La carte de Peutinger, original ou mauvaise copie médiévale ?

par Emile Mourey
mardi 3 janvier 2017

 En 1508, Conrad Celtes découvrait à Worms une carte peinte, écrite sur un parchemin d'une hauteur de 34 centimètres et d'une longueur totale de 6 mètres 82. Il la donna à un antiquaire d'Augsbourg, Conrad Peutinger, pour qu’il la fasse connaître. Cette pièce unique en son genre, qui ne nous est parvenue que par miracle, est aujourd'hui conservée à la bibliothèque de Vienne en Autriche. Depuis sa découverte, certaines parties se sont altérées et il est parfois plus pratique d'avoir recours à d'anciennes copies plutôt qu'à l'original lui-même. L'incohérence apparente du tracé des cours d'eau, une représentation cartographique à première vue complètement farfelue, sans souci d'échelle ni d'orientation, ont choqué les esprits très cartésiens de notre siècle ; et c'est ainsi qu'on n'a pas voulu donner à ce document le nom de carte mais celui de “table”, certains historiens le considérant même comme une pièce médiocre dont on ne pouvait pas tirer grand chose. Et pourtant, ce document est une carte assez extraordinaire, presque aussi lisible qu'une carte moderne, une carte précise, exacte, mais établie suivant des règles qui sont celles de l'époque et non celles de notre époque. (Extrait de mon manuscrit écrit en 1983, suite à mes sept ouvrages publiés en auto-édition, ouvrages condamnés par la communauté scientifique... j'ai arrêté les frais).

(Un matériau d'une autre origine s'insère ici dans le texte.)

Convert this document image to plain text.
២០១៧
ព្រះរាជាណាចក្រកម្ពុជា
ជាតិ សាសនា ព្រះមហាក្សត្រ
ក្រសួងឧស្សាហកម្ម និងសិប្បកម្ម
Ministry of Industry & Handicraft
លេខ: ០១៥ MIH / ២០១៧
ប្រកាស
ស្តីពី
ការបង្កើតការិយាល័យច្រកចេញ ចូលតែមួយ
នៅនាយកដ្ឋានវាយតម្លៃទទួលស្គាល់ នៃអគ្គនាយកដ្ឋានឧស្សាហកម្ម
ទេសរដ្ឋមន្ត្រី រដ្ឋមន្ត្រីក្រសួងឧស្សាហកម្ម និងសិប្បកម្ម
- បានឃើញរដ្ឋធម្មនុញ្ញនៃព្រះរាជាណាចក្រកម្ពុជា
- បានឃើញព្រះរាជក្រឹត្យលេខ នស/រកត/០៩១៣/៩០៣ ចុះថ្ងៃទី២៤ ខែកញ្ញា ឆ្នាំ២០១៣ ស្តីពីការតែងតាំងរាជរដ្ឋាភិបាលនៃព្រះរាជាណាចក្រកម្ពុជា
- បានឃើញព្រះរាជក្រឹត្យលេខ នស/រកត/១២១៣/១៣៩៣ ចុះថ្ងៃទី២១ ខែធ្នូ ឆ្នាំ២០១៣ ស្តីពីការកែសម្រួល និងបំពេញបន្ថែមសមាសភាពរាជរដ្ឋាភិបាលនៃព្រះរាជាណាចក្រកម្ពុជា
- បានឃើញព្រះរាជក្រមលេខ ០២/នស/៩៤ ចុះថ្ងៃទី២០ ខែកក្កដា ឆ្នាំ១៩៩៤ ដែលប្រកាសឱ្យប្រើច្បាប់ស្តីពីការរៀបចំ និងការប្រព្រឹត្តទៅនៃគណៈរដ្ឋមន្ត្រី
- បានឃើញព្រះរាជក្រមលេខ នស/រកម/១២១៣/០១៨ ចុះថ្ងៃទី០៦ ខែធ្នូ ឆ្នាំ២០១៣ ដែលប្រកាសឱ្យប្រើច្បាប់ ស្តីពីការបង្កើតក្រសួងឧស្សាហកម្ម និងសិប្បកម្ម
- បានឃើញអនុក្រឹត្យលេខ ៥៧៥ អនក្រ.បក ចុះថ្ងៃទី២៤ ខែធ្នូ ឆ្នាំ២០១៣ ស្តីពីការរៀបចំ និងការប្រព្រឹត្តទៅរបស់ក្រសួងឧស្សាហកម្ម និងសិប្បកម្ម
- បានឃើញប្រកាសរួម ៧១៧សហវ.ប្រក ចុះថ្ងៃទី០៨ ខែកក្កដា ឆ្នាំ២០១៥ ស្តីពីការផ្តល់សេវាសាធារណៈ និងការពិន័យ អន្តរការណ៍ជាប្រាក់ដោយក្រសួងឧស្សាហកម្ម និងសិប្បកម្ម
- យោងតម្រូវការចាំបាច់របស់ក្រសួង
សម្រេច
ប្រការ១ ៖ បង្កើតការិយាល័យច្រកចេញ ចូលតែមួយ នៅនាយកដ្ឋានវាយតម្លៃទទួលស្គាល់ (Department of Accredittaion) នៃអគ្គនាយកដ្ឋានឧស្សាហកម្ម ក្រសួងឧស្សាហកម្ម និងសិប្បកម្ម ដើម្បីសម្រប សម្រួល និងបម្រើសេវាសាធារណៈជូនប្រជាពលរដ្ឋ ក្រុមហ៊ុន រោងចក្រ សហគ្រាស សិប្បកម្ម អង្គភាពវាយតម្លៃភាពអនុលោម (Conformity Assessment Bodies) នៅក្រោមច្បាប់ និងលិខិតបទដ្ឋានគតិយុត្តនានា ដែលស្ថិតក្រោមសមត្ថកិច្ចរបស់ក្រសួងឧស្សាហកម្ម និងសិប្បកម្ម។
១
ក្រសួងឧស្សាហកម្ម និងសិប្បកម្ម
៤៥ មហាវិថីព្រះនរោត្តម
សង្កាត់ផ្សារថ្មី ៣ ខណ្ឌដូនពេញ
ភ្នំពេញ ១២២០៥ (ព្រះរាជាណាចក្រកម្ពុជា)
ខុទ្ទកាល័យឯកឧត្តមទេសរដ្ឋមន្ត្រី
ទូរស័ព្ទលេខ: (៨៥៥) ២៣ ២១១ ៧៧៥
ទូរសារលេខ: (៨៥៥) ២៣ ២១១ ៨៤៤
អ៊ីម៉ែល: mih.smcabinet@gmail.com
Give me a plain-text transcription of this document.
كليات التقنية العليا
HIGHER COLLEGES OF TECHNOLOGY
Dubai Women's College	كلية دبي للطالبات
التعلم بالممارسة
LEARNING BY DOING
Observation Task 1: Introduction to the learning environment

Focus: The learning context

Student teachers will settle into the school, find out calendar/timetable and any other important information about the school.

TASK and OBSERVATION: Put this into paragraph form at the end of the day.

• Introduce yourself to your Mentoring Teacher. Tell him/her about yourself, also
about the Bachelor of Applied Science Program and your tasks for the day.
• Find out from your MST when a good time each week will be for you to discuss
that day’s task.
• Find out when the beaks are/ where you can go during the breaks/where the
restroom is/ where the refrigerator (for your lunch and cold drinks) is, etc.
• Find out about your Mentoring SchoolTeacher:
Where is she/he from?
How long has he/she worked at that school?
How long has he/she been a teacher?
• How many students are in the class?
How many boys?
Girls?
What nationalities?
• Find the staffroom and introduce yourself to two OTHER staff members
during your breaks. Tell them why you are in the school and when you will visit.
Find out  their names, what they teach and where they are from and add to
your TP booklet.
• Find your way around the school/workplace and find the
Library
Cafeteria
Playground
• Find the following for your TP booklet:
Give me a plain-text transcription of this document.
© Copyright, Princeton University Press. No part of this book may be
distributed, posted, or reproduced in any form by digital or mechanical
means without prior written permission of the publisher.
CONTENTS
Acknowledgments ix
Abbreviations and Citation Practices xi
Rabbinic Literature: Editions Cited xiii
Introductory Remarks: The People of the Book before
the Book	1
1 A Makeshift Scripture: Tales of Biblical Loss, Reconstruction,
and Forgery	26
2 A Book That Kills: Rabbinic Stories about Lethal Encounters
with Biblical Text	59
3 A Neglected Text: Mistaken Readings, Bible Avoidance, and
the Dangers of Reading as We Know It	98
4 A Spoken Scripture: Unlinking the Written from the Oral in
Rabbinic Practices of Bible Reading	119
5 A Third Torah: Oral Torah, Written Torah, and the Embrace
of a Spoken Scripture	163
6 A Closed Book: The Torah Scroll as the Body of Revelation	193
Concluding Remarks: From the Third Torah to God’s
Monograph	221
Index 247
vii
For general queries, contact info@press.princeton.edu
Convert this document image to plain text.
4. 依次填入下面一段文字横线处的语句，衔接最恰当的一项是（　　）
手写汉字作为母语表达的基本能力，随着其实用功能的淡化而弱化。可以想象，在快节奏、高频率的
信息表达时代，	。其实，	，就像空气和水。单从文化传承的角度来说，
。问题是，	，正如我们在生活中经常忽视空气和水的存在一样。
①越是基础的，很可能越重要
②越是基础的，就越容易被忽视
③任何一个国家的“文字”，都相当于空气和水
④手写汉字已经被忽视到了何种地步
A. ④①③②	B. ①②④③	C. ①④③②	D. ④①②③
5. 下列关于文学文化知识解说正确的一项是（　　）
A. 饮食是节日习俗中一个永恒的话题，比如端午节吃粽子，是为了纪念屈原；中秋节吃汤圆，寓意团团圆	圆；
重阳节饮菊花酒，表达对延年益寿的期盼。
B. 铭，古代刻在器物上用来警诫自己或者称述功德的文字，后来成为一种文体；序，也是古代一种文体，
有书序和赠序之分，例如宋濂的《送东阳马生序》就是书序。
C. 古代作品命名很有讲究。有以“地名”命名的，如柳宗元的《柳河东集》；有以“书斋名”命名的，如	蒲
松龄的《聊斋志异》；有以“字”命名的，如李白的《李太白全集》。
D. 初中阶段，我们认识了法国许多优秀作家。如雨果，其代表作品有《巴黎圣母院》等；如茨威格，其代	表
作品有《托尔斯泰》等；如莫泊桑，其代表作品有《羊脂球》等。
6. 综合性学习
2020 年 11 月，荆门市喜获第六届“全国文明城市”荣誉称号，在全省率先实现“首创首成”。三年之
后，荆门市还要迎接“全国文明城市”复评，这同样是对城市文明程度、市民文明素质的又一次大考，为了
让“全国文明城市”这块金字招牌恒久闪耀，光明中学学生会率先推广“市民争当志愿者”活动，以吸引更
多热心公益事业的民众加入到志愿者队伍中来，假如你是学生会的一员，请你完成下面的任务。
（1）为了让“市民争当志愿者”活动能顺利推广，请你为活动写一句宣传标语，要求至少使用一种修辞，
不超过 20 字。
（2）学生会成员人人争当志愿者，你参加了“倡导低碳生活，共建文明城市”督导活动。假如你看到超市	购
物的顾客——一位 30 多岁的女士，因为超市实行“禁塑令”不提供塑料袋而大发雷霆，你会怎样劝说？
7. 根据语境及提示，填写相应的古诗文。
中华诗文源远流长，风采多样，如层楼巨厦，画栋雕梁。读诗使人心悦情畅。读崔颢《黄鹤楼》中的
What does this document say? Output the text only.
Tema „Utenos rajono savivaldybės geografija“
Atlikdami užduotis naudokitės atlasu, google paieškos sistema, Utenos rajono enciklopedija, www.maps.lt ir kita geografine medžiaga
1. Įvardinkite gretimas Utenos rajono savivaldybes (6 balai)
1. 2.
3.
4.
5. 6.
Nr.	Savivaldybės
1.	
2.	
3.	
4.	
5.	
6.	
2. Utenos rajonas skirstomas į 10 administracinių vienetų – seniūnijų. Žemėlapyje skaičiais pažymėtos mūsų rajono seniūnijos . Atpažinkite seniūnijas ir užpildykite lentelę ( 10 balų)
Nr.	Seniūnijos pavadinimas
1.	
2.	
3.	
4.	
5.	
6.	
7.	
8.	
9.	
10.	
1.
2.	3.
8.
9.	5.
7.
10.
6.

(Suite) Tel un lion géant dont la tête de sphinx s'appuierait sur le “sinus aquitaine”, dont les pattes s'avanceraient en Espagne et dont la queue immense ramenée le long du corps constituerait l'Afrique, le monde personnifié trône, immobile et statufié dans sa grandeur, impressionnant de puissance intérieure et muette. Il regarde vers la gauche, vers le soleil levant que symbolise une Angleterre devenue, pour les besoins de la cause, curieusement ronde. Il vient de la droite ; il est né à droite. C'est en effet là-bas, en Inde, que sont nés les éléphants ainsi que les scorpions, animaux fabuleux tout droit sortis de la préhistoire. C'est à l'extrême pointe de l'Afrique que sont nés les hippopotames. C'est dans le désert du Sinaï que l'homme est devenu homme lorsque Moïse reçut de Dieu les tables de la loi (c'est l'interprétation de la carte)... Ce monde, c'est l'empire d'Alexandre dont l'empereur romain se considère l'héritier et le continuateur. Le sceau du grand conquérant a été frappé au fer rouge sur la croupe de l'univers : “Hic Alexander responsum accepit. Usque quo Alexander”. C'est là qu'Alexandre le Grand, après avoir consulté les Haruspices, recueillit la parole de Dieu... jusque-là... Tout cela pour dire que la carte de Peutinger est une carte d'un genre bien particulier où la géographie, telle que nous l'entendons, est étroitement imbriquée avec le mysticisme. La vision que les Anciens avaient du monde est bien différente de celle que nous en avons... L'ambition de l'empire gallo-romain fut de réaliser une unité politico-patriotique en essayant de concilier entre eux les dieux des cités tout en les rassemblant autour d'un Dieu d'essence supérieure, l'Auguste du ciel (cf Augustodunum, Mont-Saint-Vincent/Bibracte, l'oppidum consacré au Dieu auguste du ciel). Il apparaît que les grandes puissances de l'époque se sont mises à peu près d'accord pour que le représentant sur terre de cet Auguste du ciel soit le maître de Rome ; et on constate en effet que l'empereur Auguste, premier du nom, joua parfaitement bien ce rôle.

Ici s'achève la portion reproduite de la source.